Monday 17 January 2011

On second thoughts 4


Doctor Lipkiss crouched in the rear of the plane while his Special Forces attendants meticulously checked his equipment. They examined every part of his parachute harness and his spare chute. They recalibrated the orientation meters and controls on his wristband tracking device. They ran checks on his helmet and harness cameras, his personal communication system from earpieces to throat mike.

In about ten minutes Doctor Lipkiss, flanked by the attendants, was going to jump out of the airframe and freefall his way into the forbidden wastes below, pulling up around four hundred meters from the ground to open his chute. . He would land, hopefully intact, and march quick time across to prefixed coordinates, where he would take a number of rock, earth and water samples, for his colleagues back home to analyse.

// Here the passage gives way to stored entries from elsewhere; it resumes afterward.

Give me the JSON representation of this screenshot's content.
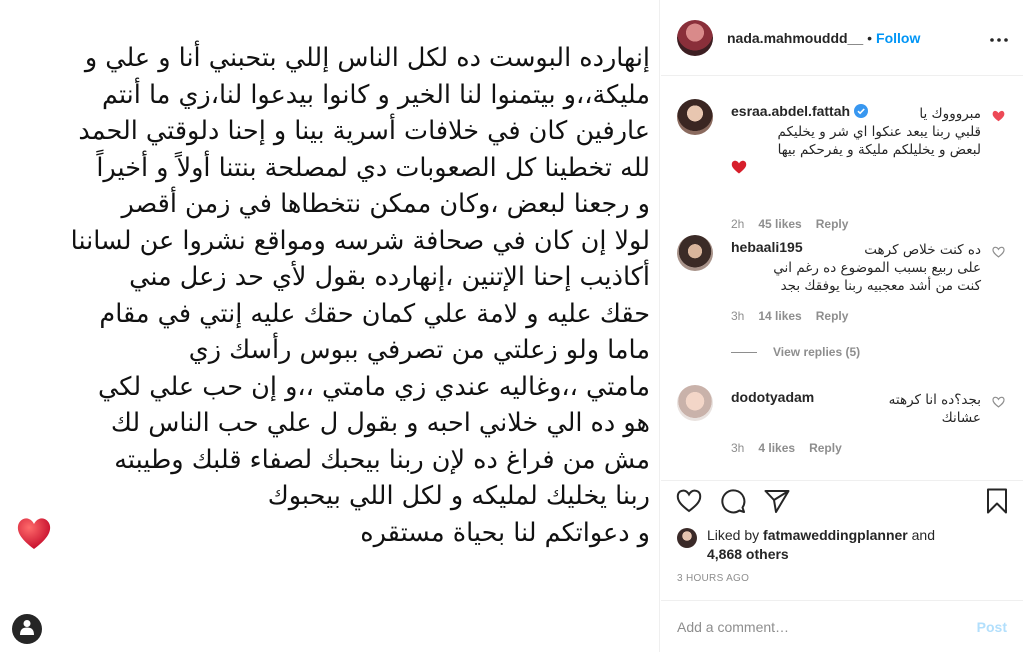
{
  "post": {
    "caption": "إنهارده البوست ده لكل الناس  إللي بتحبني أنا و علي و\nمليكة،،و بيتمنوا لنا الخير و كانوا بيدعوا لنا،زي ما أنتم\nعارفين كان في خلافات أسرية بينا و إحنا دلوقتي الحمد\nلله تخطينا كل الصعوبات دي لمصلحة بنتنا أولاً و أخيراً\nو رجعنا لبعض ،وكان ممكن نتخطاها في زمن أقصر\nلولا إن كان في صحافة شرسه ومواقع نشروا عن لساننا\nأكاذيب إحنا الإتنين ،إنهارده بقول لأي حد زعل مني\nحقك عليه و لامة علي كمان حقك عليه إنتي في مقام\nماما ولو زعلتي من تصرفي  ببوس رأسك زي\nمامتي ،،وغاليه عندي زي مامتي ،،و إن حب علي لكي\nهو ده الي خلاني احبه و بقول ل علي حب الناس لك\nمش من فراغ ده لإن ربنا بيحبك لصفاء قلبك وطيبته\nربنا يخليك لمليكه و لكل اللي بيحبوك\nو دعواتكم لنا بحياة مستقره",
    "emoji_icon": "red-heart-icon",
    "user_tag_icon": "user-icon"
  },
  "header": {
    "username": "nada.mahmouddd__",
    "separator": "•",
    "follow_label": "Follow",
    "more_icon": "more-icon"
  },
  "comments": [
    {
      "username": "esraa.abdel.fattah",
      "verified": true,
      "text": "مبروووك يا\nقلبي ربنا يبعد عنكوا اي شر و يخليكم\nلبعض و يخليلكم مليكة و يفرحكم بيها",
      "time": "2h",
      "likes": "45 likes",
      "reply": "Reply",
      "liked": true
    },
    {
      "username": "hebaali195",
      "verified": false,
      "text": "ده كنت خلاص كرهت\nعلى ربيع بسبب الموضوع ده رغم اني\nكنت من أشد معجبيه ربنا يوفقك بجد",
      "time": "3h",
      "likes": "14 likes",
      "reply": "Reply",
      "liked": false
    },
    {
      "username": "dodotyadam",
      "verified": false,
      "text": "بجد؟ده انا كرهته\nعشانك",
      "time": "3h",
      "likes": "4 likes",
      "reply": "Reply",
      "liked": false
    }
  ],
  "view_replies": "View replies (5)",
  "liked_by": {
    "prefix": "Liked by",
    "user": "fatmaweddingplanner",
    "and": "and",
    "others": "4,868 others"
  },
  "timestamp": "3 HOURS AGO",
  "add_comment": {
    "placeholder": "Add a comment…",
    "post_label": "Post"
  },
  "colors": {
    "accent": "#0095f6",
    "like_red": "#ed4956",
    "muted": "#8e8e8e"
  }
}
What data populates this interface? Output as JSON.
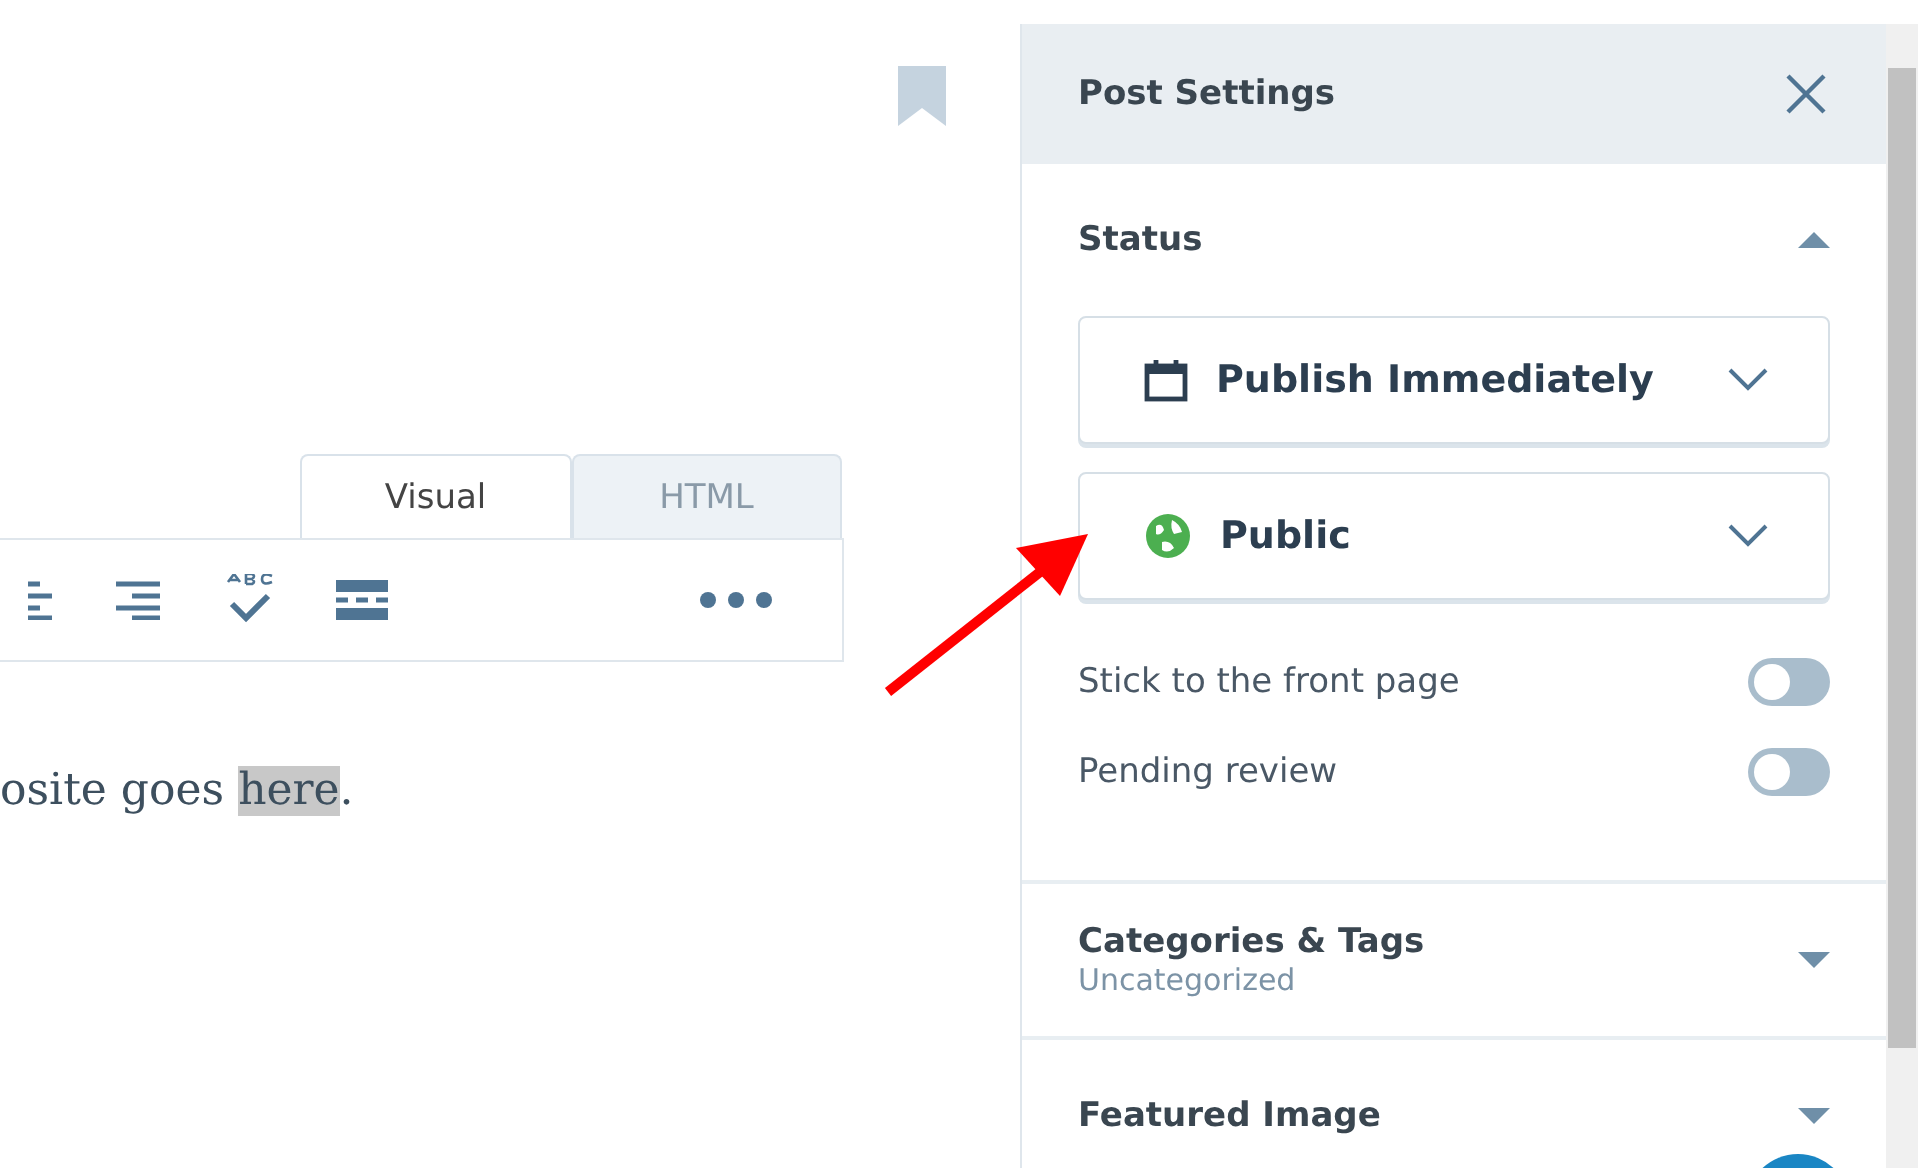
{
  "editor": {
    "tabs": [
      {
        "label": "Visual",
        "selected": true
      },
      {
        "label": "HTML",
        "selected": false
      }
    ],
    "body_text": {
      "before": "osite goes ",
      "highlighted": "here",
      "after": "."
    }
  },
  "sidebar": {
    "title": "Post Settings",
    "sections": [
      {
        "title": "Status",
        "expanded": true,
        "dropdowns": [
          {
            "kind": "calendar",
            "label": "Publish Immediately"
          },
          {
            "kind": "globe",
            "label": "Public"
          }
        ],
        "toggles": [
          {
            "label": "Stick to the front page",
            "on": false
          },
          {
            "label": "Pending review",
            "on": false
          }
        ]
      },
      {
        "title": "Categories & Tags",
        "subtitle": "Uncategorized",
        "expanded": false
      },
      {
        "title": "Featured Image",
        "expanded": false
      }
    ]
  }
}
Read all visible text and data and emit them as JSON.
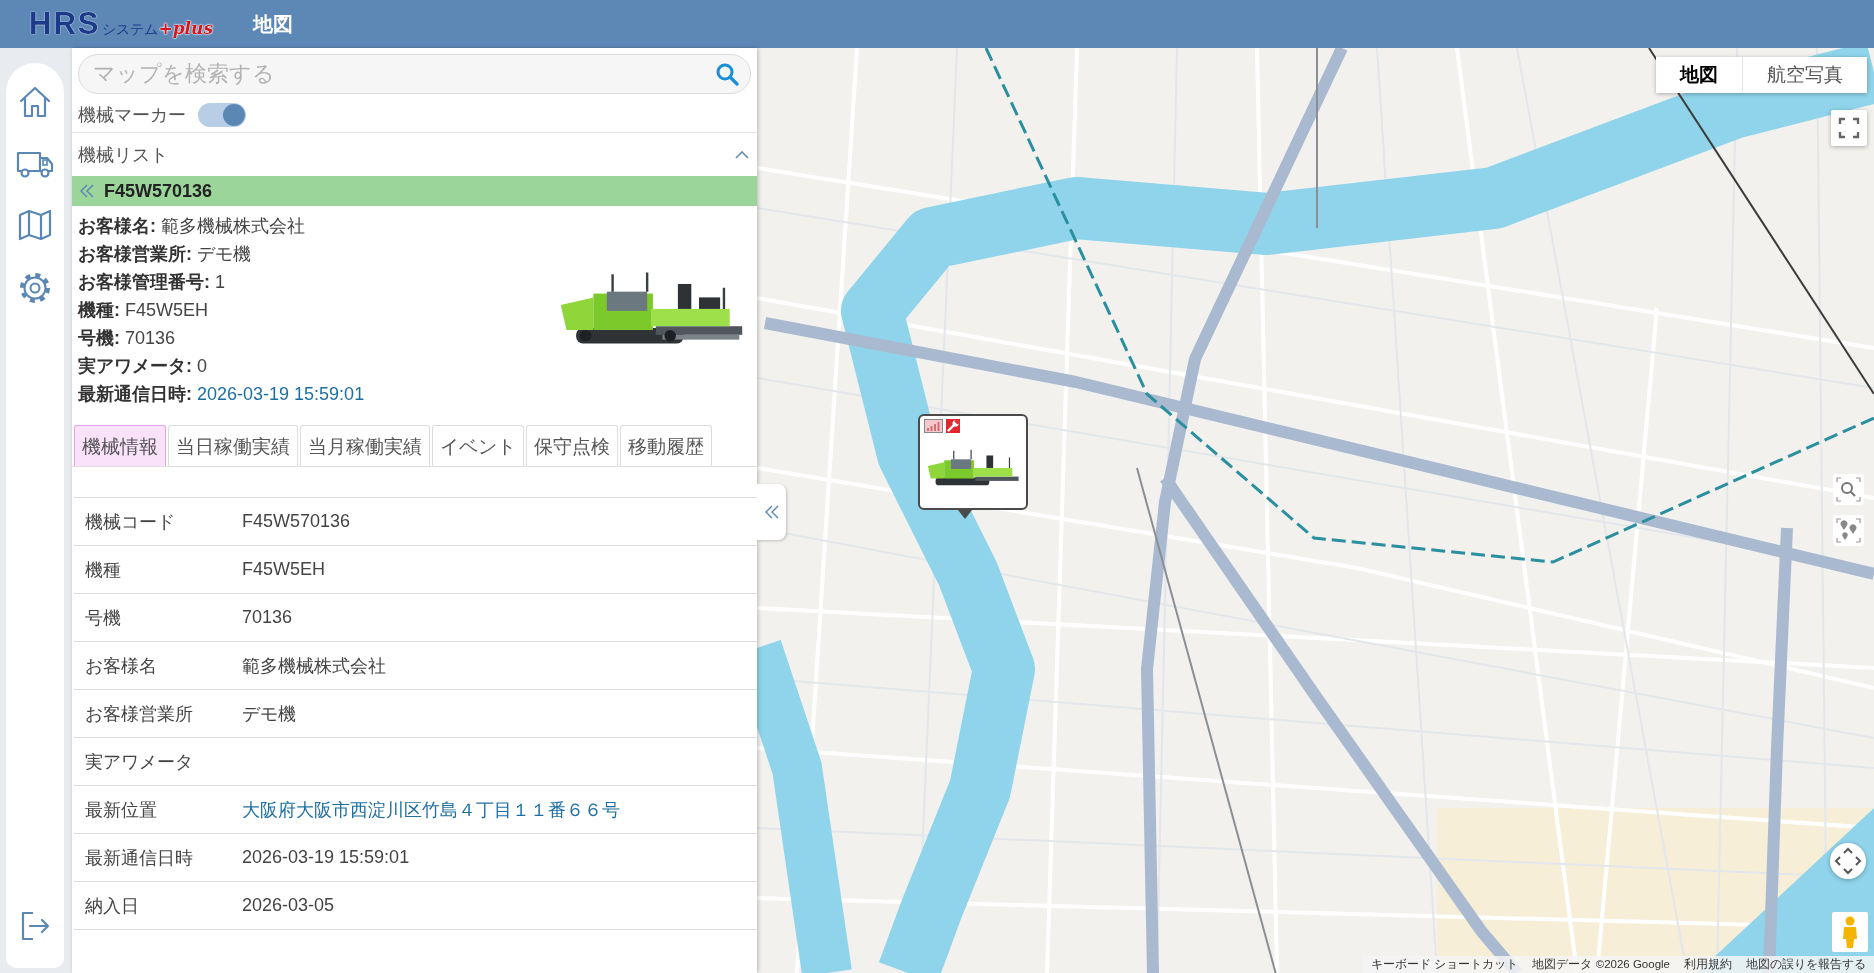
{
  "header": {
    "logo": {
      "main": "HRS",
      "sub": "システム",
      "plus": "+plus"
    },
    "title": "地図"
  },
  "search": {
    "placeholder": "マップを検索する"
  },
  "marker_toggle": {
    "label": "機械マーカー",
    "on": true
  },
  "machine_list": {
    "title": "機械リスト",
    "expanded": true
  },
  "selected_machine": {
    "code": "F45W570136",
    "details": [
      {
        "label": "お客様名:",
        "value": "範多機械株式会社",
        "kind": "text"
      },
      {
        "label": "お客様営業所:",
        "value": "デモ機",
        "kind": "text"
      },
      {
        "label": "お客様管理番号:",
        "value": "1",
        "kind": "text"
      },
      {
        "label": "機種:",
        "value": "F45W5EH",
        "kind": "text"
      },
      {
        "label": "号機:",
        "value": "70136",
        "kind": "text"
      },
      {
        "label": "実アワメータ:",
        "value": "0",
        "kind": "text"
      },
      {
        "label": "最新通信日時:",
        "value": "2026-03-19 15:59:01",
        "kind": "link"
      }
    ]
  },
  "tabs": [
    {
      "label": "機械情報",
      "selected": true
    },
    {
      "label": "当日稼働実績",
      "selected": false
    },
    {
      "label": "当月稼働実績",
      "selected": false
    },
    {
      "label": "イベント",
      "selected": false
    },
    {
      "label": "保守点検",
      "selected": false
    },
    {
      "label": "移動履歴",
      "selected": false
    }
  ],
  "info_table": {
    "rows": [
      {
        "label": "機械コード",
        "value": "F45W570136",
        "kind": "text"
      },
      {
        "label": "機種",
        "value": "F45W5EH",
        "kind": "text"
      },
      {
        "label": "号機",
        "value": "70136",
        "kind": "text"
      },
      {
        "label": "お客様名",
        "value": "範多機械株式会社",
        "kind": "text"
      },
      {
        "label": "お客様営業所",
        "value": "デモ機",
        "kind": "text"
      },
      {
        "label": "実アワメータ"
      },
      {
        "label": "最新位置",
        "value": "大阪府大阪市西淀川区竹島４丁目１１番６６号",
        "kind": "link"
      },
      {
        "label": "最新通信日時",
        "value": "2026-03-19 15:59:01",
        "kind": "text"
      },
      {
        "label": "納入日",
        "value": "2026-03-05",
        "kind": "text"
      }
    ]
  },
  "map": {
    "type_buttons": [
      {
        "label": "地図",
        "selected": true
      },
      {
        "label": "航空写真",
        "selected": false
      }
    ],
    "attribution": [
      "キーボード ショートカット",
      "地図データ ©2026 Google",
      "利用規約",
      "地図の誤りを報告する"
    ]
  }
}
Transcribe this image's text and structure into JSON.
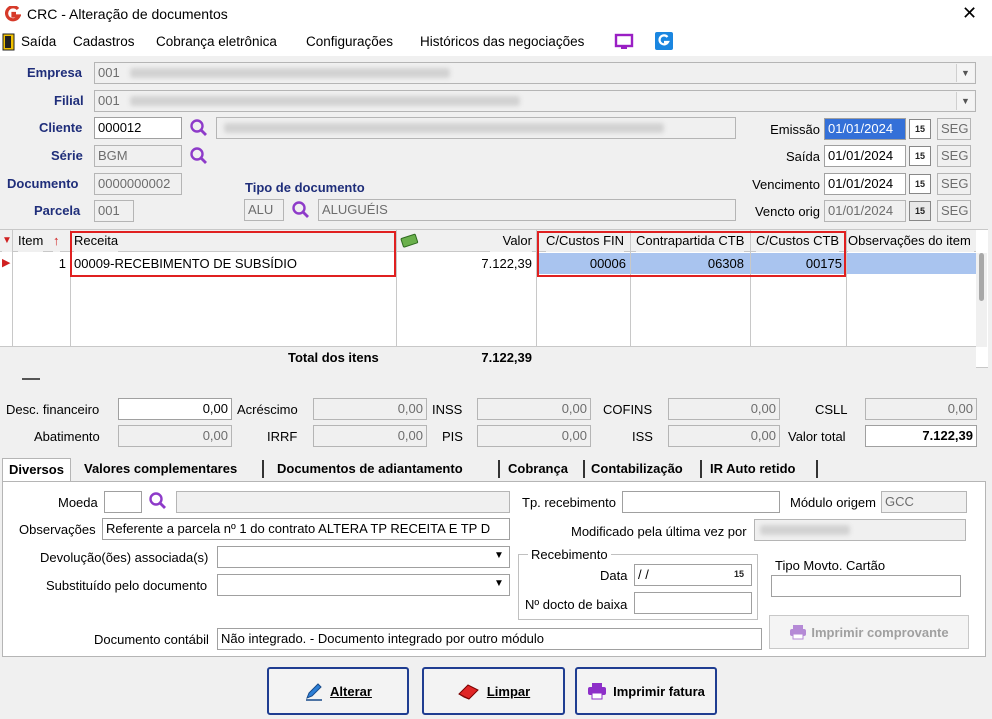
{
  "window": {
    "title": "CRC - Alteração de documentos"
  },
  "menu": {
    "items": [
      "Saída",
      "Cadastros",
      "Cobrança eletrônica",
      "Configurações",
      "Históricos das negociações"
    ]
  },
  "header": {
    "empresa_label": "Empresa",
    "empresa_code": "001",
    "filial_label": "Filial",
    "filial_code": "001",
    "cliente_label": "Cliente",
    "cliente_code": "000012",
    "serie_label": "Série",
    "serie_value": "BGM",
    "documento_label": "Documento",
    "documento_value": "0000000002",
    "parcela_label": "Parcela",
    "parcela_value": "001",
    "tipo_doc_label": "Tipo de documento",
    "tipo_doc_code": "ALU",
    "tipo_doc_desc": "ALUGUÉIS",
    "emissao_label": "Emissão",
    "emissao_date": "01/01/2024",
    "emissao_day": "SEG",
    "saida_label": "Saída",
    "saida_date": "01/01/2024",
    "saida_day": "SEG",
    "vencimento_label": "Vencimento",
    "vencimento_date": "01/01/2024",
    "vencimento_day": "SEG",
    "vencto_orig_label": "Vencto orig",
    "vencto_orig_date": "01/01/2024",
    "vencto_orig_day": "SEG"
  },
  "grid": {
    "columns": {
      "item": "Item",
      "receita": "Receita",
      "valor": "Valor",
      "ccfin": "C/Custos FIN",
      "contrapartida": "Contrapartida CTB",
      "ccctb": "C/Custos CTB",
      "obs": "Observações do item"
    },
    "rows": [
      {
        "item": "1",
        "receita": "00009-RECEBIMENTO DE SUBSÍDIO",
        "valor": "7.122,39",
        "ccfin": "00006",
        "contrapartida": "06308",
        "ccctb": "00175"
      }
    ],
    "total_label": "Total dos itens",
    "total_value": "7.122,39"
  },
  "totals": {
    "desc_financeiro_label": "Desc. financeiro",
    "desc_financeiro": "0,00",
    "acrescimo_label": "Acréscimo",
    "acrescimo": "0,00",
    "inss_label": "INSS",
    "inss": "0,00",
    "cofins_label": "COFINS",
    "cofins": "0,00",
    "csll_label": "CSLL",
    "csll": "0,00",
    "abatimento_label": "Abatimento",
    "abatimento": "0,00",
    "irrf_label": "IRRF",
    "irrf": "0,00",
    "pis_label": "PIS",
    "pis": "0,00",
    "iss_label": "ISS",
    "iss": "0,00",
    "valor_total_label": "Valor total",
    "valor_total": "7.122,39"
  },
  "tabs": [
    "Diversos",
    "Valores complementares",
    "Documentos de adiantamento",
    "Cobrança",
    "Contabilização",
    "IR Auto retido"
  ],
  "diversos": {
    "moeda_label": "Moeda",
    "moeda_value": "",
    "observacoes_label": "Observações",
    "observacoes_value": "Referente a parcela nº 1 do contrato ALTERA TP RECEITA E TP D",
    "devolucoes_label": "Devolução(ões) associada(s)",
    "substituido_label": "Substituído pelo documento",
    "tp_recebimento_label": "Tp. recebimento",
    "tp_recebimento_value": "",
    "modulo_origem_label": "Módulo origem",
    "modulo_origem_value": "GCC",
    "modificado_label": "Modificado pela última vez por",
    "recebimento_group": "Recebimento",
    "data_label": "Data",
    "data_value": " /  /",
    "nro_docto_label": "Nº docto de baixa",
    "nro_docto_value": "",
    "tipo_movto_label": "Tipo Movto. Cartão",
    "tipo_movto_value": "",
    "imprimir_comprovante": "Imprimir comprovante",
    "documento_contabil_label": "Documento contábil",
    "documento_contabil_value": "Não integrado.  - Documento integrado por outro módulo"
  },
  "buttons": {
    "alterar": "Alterar",
    "limpar": "Limpar",
    "imprimir_fatura": "Imprimir fatura"
  },
  "colors": {
    "accent": "#1f3d91",
    "highlight": "#e02020",
    "selection": "#3470d8"
  }
}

A keen sportsman, Lipkiss had volunteered for this operation after a number of samples gathered by military personnel had been found to be contaminated at source and therefore useless. “I could do better, myself,” he had exclaimed in the lab. And three months later the authorities had held him to it.

It had seemed like a great adventure at that stage. Not even his wife’s stricken anxiety (he couldn’t keep it secret from her) could dissuade him. Pride, both national and personal, had carried him through.

Until now. He out peered into the night, and envisaged his legs shattering on the uprushing rock, his spinal column puncturing the roof of his skull. He envisaged himself dragged crippled and defenceless into sound-proofed torture chambers where even the truth would not save him.

“I’m not sure this is a good idea, guys,” he tried to sound laconic on his throat mike.

They kicked him out into the freezing airstream. After all, every geek they took out said that.